Нас вызвал комиссар штаба и сказал: "В четыре ноль-ноль, ни минутой позже, выезжайте по этому маршруту". Никаких объяснений он давать нам не стал, но и без объяснений все было ясно, особенно после того, как мы разглядели маршрут. Наш штаб находился в мешке - справа немцы шли на Сухиничи, слева на Волхов из Орла, а мы сидели под Брянском. В лесу. Пришли в свою сторожку и стали укладываться: матрацы, столы, стулья, лампу, мешки, хозяйственный Петлюра даже снес с чердака запасы клюквы; все это уложили в кузов грузовика, подаренного нам генералом Еременко, и ровно в четыре, при ясном холодном небе и при свете осенних звезд двинулись в путь. Предстояло состязание на скорость: мы раньше выскочим из мешка или немцы успеют раньше завязать его.
Я думал, что видел отступление, но такого я не то что не видел, но даже и не представлял себе. Исход! Библия! Машины движутся в восемь рядов, вой надрывный десятков, одновременно вырывающихся из грязи грузовиков. Полем гонят огромные стада овец и коров, дальше скрипят конные обозы, тысячи подвод, крытых цветным рядном, фанерой, жестью, в них беженцы с Украины, еще дальше идут толпы пешеходов с мешками, узлами, чемоданами. Это не поток, не река, это медленное движение текущего океана, ширина этого движения - сотни метров вправо и влево. Из-под навешенных на подводы балдахинов глядят белые и черные детские головы, библейские бороды еврейских старцев, платки крестьянок, шапки украинских дядьков, черноволосые девушки и женщины. А какое спокойствие в глазах, какая мудрая скорбь, какое ощущение рока, мировой катастрофы! Вечером из-за многоярусных синих, черных и серых туч появляется солнце. Лучи его широки, огромны, они простираются от неба до земли, как на картинах Доре, изображающих грозные библейские сцены прихода на землю суровых небесных сил. В этих широких, желтых лучах движение старцев, женщин с младенцами на руках, овечьих стад, воинов кажется настолько величественным и трагичным, что у меня минутами создается полная реальность нашего переноса во времена библейских катастроф.

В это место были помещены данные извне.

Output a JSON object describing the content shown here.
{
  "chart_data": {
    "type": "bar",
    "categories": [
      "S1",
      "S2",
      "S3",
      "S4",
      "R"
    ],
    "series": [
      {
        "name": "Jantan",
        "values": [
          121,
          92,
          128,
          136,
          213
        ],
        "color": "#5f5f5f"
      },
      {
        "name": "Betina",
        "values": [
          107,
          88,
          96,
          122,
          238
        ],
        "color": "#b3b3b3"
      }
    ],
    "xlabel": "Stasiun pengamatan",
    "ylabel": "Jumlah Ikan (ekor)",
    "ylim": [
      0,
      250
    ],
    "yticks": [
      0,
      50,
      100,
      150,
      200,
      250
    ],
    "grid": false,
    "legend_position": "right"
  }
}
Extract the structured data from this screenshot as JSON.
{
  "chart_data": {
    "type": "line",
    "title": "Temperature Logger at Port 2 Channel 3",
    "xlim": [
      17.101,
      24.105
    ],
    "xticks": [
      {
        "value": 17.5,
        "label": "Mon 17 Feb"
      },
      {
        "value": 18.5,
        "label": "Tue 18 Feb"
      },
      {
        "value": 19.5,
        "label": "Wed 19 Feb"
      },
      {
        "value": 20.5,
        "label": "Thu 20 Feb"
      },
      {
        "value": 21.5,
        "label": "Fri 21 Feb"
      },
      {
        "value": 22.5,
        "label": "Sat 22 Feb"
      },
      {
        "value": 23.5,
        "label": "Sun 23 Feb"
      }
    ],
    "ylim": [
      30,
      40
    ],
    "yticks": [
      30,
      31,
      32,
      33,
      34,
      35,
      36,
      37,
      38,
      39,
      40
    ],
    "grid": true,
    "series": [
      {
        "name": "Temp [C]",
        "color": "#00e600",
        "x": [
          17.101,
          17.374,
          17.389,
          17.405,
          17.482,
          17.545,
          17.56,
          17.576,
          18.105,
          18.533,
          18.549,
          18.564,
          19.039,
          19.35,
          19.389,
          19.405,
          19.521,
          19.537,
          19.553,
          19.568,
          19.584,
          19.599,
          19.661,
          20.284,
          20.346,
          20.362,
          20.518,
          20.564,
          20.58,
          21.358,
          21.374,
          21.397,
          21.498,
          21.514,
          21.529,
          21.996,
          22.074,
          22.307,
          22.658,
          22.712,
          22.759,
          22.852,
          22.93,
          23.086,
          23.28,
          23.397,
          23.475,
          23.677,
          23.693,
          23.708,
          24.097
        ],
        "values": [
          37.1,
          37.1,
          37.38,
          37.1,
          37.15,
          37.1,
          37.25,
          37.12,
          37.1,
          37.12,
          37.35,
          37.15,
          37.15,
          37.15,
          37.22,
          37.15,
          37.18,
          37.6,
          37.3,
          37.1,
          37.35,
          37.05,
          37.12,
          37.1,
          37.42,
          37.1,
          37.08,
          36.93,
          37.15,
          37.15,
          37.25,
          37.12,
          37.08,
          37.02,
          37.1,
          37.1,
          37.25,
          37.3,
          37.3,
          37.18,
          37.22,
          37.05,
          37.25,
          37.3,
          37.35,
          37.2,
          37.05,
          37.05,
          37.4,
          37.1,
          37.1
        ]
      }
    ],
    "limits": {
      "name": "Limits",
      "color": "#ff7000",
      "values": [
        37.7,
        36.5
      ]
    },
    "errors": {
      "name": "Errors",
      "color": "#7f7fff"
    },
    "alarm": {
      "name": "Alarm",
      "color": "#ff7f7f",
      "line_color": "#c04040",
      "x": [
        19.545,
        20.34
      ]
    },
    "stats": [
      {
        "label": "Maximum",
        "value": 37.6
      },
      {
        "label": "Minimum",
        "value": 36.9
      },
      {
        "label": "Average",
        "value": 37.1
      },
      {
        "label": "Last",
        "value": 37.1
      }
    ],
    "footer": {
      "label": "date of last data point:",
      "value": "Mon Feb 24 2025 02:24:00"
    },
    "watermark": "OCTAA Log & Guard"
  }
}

Все глядят на небо, но не в ожидании пришествия Мессии, а в ожидании немецких бомбардировщиков. Вдруг крики: "Вот они, идут, идут сюда!"
Высоко в небе медленно и плавно треугольным строем плывут десятки кораблей, они идут в нашу сторону. Десятки, сотни людей переваливают через борты грузовиков, выскакивают из кабин и бегут в сторону леса. Как вспышка чумы, паника охватывает всех, с каждой секундой растет толпа бегущих. А над толпой разнесся пронзительный женский крик: "Трусы, трусы, это журавли летят!" Произошла конфузия.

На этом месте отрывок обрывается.